In rereading this post, I realized belatedly that it could be inferred that I mean homosexual couples can't bear children due to the fact that they are homosexual. This isn't what I meant, and I hope no one assumes that.

I simply meant that if a homosexual couple wants to have children, there are extra steps they must take, just like any heterosexual couple with fertility problems.
You pretty much never hear of a homosexual couple getting pregnant because someone's birth control failed.

Alexandra said...

http://www.alternet.org/environment/131400/rebuttal_to_chris_hedges:_stop_the_tired_overpopulation_hysteria/

Alexandra said...

I think the article does a good job of pointing out some of the problems in the simplistic argument 'we're running out of room,' which completely ignores so many crucial issues.

Responsibility in family planning? The most developed countries are the ones who do the most environmental damage, and use the most resources, yet have the lowest birth rates.

I'm not arguing the fact the population is growing, but looking at population growth as *the* problem shifts focus from issues that may actually help stop some of the problems you unoriginally 'foresee' in this argument. For example, a global shift in our use of resources would do more than a one-child policy, which does nothing but shift responsibility away from the corporations, governments and individuals who are truly at fault, onto families and- particularly- women.

Honestly, this is so ethnocentric- the problem might be real, but the outlined 'solutions' are no help. Lower birth rates come with development, education, etc- as it stands the countries where people have large numbers of children regularly are places where they need hands to work their subsistence farms and take care of them when they're old because there's zero social security or hope for retirement, not to mention there's little access to birth control. It's not like they're choosing to have children for the same reason a middle-class American couple would- they're trying to survive.

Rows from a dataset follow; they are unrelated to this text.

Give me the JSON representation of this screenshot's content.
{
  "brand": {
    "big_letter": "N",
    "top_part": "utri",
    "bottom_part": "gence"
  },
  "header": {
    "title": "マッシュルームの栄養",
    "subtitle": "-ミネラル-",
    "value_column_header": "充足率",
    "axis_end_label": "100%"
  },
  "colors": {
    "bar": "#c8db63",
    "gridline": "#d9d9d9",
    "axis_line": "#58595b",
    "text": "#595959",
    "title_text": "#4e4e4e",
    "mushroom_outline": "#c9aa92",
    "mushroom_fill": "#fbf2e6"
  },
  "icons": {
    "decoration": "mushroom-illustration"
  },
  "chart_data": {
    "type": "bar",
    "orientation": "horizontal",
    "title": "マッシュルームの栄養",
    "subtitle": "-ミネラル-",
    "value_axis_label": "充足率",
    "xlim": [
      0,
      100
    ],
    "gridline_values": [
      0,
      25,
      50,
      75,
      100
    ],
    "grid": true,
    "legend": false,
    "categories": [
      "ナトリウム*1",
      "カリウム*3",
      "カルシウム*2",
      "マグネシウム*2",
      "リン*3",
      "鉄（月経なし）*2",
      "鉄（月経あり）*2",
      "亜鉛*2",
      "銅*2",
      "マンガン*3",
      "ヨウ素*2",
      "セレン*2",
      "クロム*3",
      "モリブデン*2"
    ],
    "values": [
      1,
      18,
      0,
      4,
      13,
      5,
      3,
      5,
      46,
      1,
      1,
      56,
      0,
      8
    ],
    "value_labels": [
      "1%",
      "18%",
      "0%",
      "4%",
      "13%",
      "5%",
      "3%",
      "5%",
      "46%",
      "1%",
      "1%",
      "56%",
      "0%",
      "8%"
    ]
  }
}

Taking one issue and isolating it like this might be a fun writing exercise, but it's totally contrived and false; these issues are all interconnected. If you want to present yourself like you know what you're talking about, you could address demographics with economy, politics, education, environment, corruption, agriculture, aid, etc., and try looking at some actual population graphs from different countries and income brackets. That might shed more light on the situation than your doomsday scenario.

Unknown said...

In 1950, the population of America was a little over 150 million. In 2009, the population was a little over 300 million. While the population of this developed country may have taken 60 years to double rather than 50 like the rest of the world, it still doubled.

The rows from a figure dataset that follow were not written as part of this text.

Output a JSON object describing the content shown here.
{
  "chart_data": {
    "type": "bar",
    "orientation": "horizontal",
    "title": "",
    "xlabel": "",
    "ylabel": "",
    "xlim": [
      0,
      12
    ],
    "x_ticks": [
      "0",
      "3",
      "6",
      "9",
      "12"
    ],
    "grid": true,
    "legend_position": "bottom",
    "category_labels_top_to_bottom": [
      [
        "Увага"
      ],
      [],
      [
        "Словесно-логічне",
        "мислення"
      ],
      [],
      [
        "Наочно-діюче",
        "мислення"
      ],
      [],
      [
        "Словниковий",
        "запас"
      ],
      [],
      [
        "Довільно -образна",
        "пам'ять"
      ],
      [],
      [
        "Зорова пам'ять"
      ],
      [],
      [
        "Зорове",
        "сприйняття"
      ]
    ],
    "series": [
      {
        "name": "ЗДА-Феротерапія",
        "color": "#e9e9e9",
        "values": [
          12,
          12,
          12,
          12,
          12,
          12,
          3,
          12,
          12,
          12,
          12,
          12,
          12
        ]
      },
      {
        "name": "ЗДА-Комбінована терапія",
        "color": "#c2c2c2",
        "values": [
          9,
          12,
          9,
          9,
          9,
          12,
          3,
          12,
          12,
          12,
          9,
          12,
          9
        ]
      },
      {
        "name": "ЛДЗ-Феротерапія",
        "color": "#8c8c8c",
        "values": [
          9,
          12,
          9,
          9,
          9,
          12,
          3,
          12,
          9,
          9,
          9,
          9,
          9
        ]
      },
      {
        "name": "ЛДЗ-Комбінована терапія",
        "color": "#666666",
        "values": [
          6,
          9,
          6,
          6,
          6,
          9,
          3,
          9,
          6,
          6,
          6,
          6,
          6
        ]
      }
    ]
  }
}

Developed countries may indeed have lower birth-rates than sub-Saharan countries, but they hold a strong draw for immigration because they are developed, perhaps even from some of those poorer countries with such a low quality of life.

Continuing down the microcosm, California's population since 1950 has more than tripled, from around 10 million to almost 37 million. Talk about developed, California's economy is the 8th largest in the world.

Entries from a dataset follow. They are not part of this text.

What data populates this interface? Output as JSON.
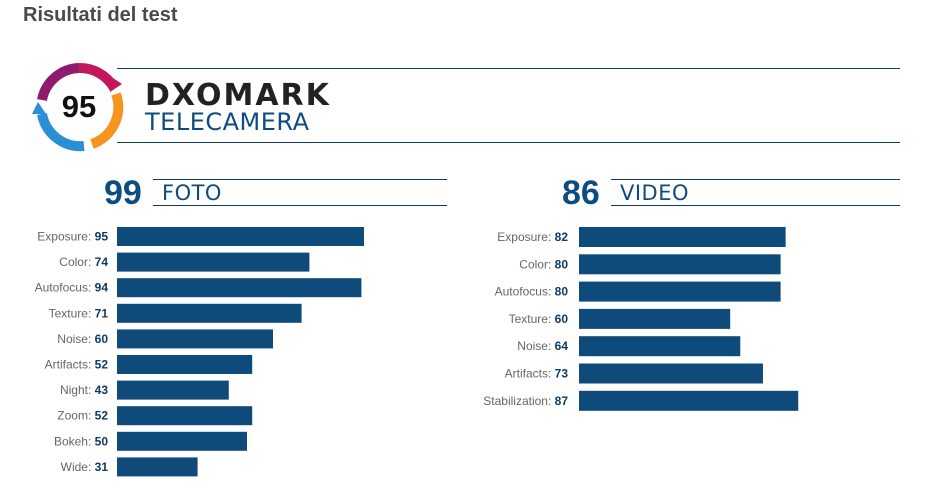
{
  "header": {
    "title": "Risultati del test"
  },
  "brand": {
    "overall_score": "95",
    "name": "DXOMARK",
    "category": "TELECAMERA",
    "colors": {
      "navy": "#0d3b63",
      "bar": "#0e4a7a",
      "score_text": "#0d4c80",
      "ring_magenta": "#c2185b",
      "ring_orange": "#f7941d",
      "ring_blue": "#2b8fd6"
    }
  },
  "photo": {
    "score": "99",
    "label": "FOTO"
  },
  "video": {
    "score": "86",
    "label": "VIDEO"
  },
  "chart_data": [
    {
      "type": "bar",
      "orientation": "horizontal",
      "title": "FOTO",
      "categories": [
        "Exposure:",
        "Color:",
        "Autofocus:",
        "Texture:",
        "Noise:",
        "Artifacts:",
        "Night:",
        "Zoom:",
        "Bokeh:",
        "Wide:"
      ],
      "values": [
        95,
        74,
        94,
        71,
        60,
        52,
        43,
        52,
        50,
        31
      ]
    },
    {
      "type": "bar",
      "orientation": "horizontal",
      "title": "VIDEO",
      "categories": [
        "Exposure:",
        "Color:",
        "Autofocus:",
        "Texture:",
        "Noise:",
        "Artifacts:",
        "Stabilization:"
      ],
      "values": [
        82,
        80,
        80,
        60,
        64,
        73,
        87
      ]
    }
  ]
}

Yes, developed countries tend to consume more natural resources, cause more waste, and have a larger impact on the environment. But *developing* countries, such as China and India, cause many more environmental problems.
China, India, and America, as the three most populated nations, are in among the top 5 contributors of greenhouse gases, with India coming in fourth behind Russia but ahead of Japan, which sits at number 5.
On the other hand, according to the Human Development Index the most developed nation of the world is Norway, which isn't even among the top twenty contributors to greenhouse gases. The International Monetary Fund (IMF) lists Australia as the most advanced country, and it ranks 16th on the list of greenhouse gas contributors.

Of the five most populated countries (China, India, United States, Indonesia, Brazil) only the United States is not considered a developing country. Of those countries, only Indonesia is not among the top twenty contributors to greenhouse gases.

Per capita, the worst contributor to greenhouse gases is America, which ranks 13th on the Human Development Index's list of most developed countries.